Turner has good length and the workrate to defend the run effectively, however I did note that backside pursuit is pretty hit and miss. Turner doesn’t always show a great deal of interest if the play is over the other side of the field, although at times, he does get involved in this side of the game, so maybe it’s just a case of harnessing his enthusiasm in this regard?

Athletic Profile

I think the RAS tool by @mathbomb is a fantastic tool – Turner scores really high when it comes to his overall athletic profile.

Size is good – I really think that Turner is a few extra pounds of muscle from having a prototypical NFL body at the position for a versatile defensive lineman.

His vertical jump shows and matches the explosion there is there for all to see on the film and the agility drills are absolutely elite! Turner checks all the boxes if your team has some testing thresholds that they need their drafted players to meet.

Scheme Fit/Versatility

In terms of versatility, Turner has shown a lot, as mentioned previously. He has lined up on the side as a 3-tech, and all the way out to a wide-9. Houston used him as an outside linebacker in the main, with this main role to hunt the opposing QB.
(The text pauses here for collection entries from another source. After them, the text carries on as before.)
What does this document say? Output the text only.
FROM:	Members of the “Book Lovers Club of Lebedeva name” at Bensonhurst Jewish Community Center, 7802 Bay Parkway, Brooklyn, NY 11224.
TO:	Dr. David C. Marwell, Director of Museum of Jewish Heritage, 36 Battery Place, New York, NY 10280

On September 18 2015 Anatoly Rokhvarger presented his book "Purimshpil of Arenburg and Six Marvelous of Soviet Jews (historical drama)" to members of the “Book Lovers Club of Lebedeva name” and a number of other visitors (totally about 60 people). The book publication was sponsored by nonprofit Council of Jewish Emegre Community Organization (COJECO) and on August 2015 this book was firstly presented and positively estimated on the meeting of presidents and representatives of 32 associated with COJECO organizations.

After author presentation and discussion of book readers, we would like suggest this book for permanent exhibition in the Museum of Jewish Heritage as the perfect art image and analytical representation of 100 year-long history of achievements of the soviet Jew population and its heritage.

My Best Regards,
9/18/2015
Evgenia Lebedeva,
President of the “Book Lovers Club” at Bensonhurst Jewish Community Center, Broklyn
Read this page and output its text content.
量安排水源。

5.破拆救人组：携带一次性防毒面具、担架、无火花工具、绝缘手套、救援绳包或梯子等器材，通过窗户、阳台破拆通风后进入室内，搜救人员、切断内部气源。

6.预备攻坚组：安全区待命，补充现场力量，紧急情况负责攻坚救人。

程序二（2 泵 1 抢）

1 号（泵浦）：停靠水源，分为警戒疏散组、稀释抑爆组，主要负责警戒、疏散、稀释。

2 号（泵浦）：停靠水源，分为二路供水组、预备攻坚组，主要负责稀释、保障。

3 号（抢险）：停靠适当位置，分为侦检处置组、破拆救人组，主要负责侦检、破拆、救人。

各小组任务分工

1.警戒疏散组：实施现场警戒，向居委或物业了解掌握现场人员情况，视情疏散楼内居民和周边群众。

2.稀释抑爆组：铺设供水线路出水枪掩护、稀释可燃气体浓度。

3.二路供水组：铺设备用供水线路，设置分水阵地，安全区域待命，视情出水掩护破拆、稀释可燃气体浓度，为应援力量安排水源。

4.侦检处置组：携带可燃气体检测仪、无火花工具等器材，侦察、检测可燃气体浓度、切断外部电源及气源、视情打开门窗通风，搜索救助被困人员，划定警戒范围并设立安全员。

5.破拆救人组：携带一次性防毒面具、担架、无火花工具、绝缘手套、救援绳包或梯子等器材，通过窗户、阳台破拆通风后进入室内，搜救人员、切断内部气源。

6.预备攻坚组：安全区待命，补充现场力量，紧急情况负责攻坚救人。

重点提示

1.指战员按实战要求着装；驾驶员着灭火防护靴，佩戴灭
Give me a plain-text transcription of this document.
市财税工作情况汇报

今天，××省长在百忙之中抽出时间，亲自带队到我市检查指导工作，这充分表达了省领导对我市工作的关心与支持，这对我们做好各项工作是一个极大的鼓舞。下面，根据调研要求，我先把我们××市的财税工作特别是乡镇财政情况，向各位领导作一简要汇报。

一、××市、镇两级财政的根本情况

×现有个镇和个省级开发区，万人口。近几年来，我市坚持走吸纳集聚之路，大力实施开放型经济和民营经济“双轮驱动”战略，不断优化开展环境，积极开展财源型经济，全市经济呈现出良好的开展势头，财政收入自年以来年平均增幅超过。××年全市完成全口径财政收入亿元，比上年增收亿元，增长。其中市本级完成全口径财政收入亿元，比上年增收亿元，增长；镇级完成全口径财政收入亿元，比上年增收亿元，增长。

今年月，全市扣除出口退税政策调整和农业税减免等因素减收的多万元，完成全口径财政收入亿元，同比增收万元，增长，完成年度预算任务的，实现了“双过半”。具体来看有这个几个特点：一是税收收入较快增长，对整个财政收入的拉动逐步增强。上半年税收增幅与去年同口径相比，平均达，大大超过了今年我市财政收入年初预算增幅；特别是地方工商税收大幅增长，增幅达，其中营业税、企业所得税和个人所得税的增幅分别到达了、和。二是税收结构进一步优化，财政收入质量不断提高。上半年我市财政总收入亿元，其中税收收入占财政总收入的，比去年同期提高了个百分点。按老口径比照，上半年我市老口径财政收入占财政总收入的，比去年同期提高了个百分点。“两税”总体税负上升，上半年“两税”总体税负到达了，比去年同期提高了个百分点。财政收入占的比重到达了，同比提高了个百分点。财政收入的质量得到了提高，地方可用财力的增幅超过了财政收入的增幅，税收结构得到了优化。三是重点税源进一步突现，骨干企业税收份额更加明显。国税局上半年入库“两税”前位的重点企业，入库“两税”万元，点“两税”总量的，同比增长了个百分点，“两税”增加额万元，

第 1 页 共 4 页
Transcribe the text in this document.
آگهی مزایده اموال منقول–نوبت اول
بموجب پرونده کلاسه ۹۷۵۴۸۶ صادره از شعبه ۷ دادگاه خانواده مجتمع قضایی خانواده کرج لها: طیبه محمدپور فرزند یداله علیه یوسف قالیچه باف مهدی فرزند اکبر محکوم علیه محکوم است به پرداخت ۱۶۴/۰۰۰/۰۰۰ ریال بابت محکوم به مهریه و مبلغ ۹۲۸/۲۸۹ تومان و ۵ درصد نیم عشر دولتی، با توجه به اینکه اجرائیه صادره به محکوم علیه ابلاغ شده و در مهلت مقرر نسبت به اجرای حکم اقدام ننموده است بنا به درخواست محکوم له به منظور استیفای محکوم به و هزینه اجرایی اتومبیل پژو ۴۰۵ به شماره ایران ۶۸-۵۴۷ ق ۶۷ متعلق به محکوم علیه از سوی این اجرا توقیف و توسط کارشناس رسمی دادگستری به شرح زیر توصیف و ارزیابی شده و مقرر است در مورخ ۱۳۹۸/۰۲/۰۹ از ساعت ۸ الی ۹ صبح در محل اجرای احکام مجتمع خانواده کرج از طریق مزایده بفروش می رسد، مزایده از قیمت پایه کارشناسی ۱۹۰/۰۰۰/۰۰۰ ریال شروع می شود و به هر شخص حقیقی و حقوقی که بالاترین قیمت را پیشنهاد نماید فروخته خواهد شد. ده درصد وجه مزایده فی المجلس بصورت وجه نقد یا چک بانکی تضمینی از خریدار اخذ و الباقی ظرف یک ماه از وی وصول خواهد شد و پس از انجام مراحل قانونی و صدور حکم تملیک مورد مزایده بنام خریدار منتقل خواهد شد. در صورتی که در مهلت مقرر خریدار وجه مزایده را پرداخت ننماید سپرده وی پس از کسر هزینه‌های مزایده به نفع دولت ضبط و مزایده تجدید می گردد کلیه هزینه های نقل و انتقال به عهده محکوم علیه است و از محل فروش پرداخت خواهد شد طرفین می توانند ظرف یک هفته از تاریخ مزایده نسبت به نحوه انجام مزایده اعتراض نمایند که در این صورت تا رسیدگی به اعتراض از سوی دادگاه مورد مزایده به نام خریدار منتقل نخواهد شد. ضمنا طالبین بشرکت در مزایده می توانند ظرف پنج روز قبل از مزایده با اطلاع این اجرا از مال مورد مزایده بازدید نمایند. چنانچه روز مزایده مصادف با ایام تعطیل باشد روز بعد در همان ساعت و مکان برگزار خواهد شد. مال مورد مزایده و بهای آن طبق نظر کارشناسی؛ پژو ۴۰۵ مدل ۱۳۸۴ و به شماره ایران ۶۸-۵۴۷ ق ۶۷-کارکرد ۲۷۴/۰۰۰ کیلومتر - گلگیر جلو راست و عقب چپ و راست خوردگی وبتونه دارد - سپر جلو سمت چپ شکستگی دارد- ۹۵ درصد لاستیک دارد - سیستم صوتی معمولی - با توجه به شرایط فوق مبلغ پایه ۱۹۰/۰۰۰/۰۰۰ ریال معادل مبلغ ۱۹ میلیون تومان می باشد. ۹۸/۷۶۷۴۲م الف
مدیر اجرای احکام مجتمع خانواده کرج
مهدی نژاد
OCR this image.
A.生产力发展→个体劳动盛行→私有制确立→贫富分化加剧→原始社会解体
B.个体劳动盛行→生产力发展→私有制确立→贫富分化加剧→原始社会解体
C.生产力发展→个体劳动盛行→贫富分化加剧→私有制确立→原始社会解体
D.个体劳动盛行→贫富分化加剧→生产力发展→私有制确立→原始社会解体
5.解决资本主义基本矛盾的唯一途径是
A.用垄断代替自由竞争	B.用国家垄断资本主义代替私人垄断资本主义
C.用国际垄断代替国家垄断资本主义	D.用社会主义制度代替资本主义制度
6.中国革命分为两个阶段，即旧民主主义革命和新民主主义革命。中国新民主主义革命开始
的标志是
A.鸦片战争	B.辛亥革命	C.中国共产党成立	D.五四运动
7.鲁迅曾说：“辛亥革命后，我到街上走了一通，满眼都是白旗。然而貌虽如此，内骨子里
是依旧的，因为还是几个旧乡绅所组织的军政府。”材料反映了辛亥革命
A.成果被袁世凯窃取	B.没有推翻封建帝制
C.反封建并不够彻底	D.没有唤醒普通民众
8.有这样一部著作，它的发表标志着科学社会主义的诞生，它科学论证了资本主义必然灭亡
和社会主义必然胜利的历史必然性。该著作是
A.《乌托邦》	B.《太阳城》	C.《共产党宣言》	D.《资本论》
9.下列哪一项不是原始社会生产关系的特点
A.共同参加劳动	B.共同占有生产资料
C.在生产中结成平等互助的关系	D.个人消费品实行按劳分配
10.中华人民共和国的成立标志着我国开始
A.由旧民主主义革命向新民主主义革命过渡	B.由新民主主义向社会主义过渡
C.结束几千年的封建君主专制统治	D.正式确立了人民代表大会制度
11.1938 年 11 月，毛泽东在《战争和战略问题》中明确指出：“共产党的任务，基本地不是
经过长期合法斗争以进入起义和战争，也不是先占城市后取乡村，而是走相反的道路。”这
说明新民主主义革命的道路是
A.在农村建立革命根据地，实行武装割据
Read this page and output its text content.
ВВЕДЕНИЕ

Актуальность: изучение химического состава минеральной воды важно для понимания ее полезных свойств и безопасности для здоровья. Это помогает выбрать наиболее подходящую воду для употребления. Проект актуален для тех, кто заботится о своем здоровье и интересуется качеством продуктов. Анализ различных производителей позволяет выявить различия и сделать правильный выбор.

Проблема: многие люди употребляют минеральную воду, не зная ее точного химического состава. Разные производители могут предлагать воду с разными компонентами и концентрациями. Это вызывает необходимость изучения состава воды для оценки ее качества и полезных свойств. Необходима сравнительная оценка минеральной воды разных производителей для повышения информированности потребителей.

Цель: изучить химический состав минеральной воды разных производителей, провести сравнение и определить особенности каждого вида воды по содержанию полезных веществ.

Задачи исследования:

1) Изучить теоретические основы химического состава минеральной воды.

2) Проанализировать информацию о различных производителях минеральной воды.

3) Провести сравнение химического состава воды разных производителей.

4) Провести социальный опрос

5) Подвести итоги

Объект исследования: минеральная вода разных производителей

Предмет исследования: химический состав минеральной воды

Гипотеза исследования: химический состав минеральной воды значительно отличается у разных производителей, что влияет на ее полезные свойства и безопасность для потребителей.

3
Turner also uses a variety of stances, although I do think he would be best served to use a couple of stances and really refine those, instead of using such diversity in his starting position.

Because of this, Turner would fit in as a hand-in-the-dirt defensive end, or as a stand-up outside linebacker in a defense with an odd front. I think the important thing is to train Turner up in one role rather than ask him to do everything.

Grade: Early-Mid 3rd Round

Payton Turner went straight in at EDGE6 in my rankings with an early-mid 3rd round grade, which is a really high new entry for a player who I’ve only just latched on to late in the process.

I feel like Turner has a sky-high ceiling as a prospect because of some of the traits that I’ve described. I feel like there’s a lot of room to grow and he flashes an awful lot – The highs are really high but conversely there are some holes in his game that are teachable and coachable at the next level.

Turner’s body type and high ceiling should make him valuable because he’s a diamond waiting to be polished and also because this class of edge defenders is… well, not great.

I think Turner will have his name called in the first 50 picks on draft weekend, book it in and keep an eye on this guy over the next couple of years.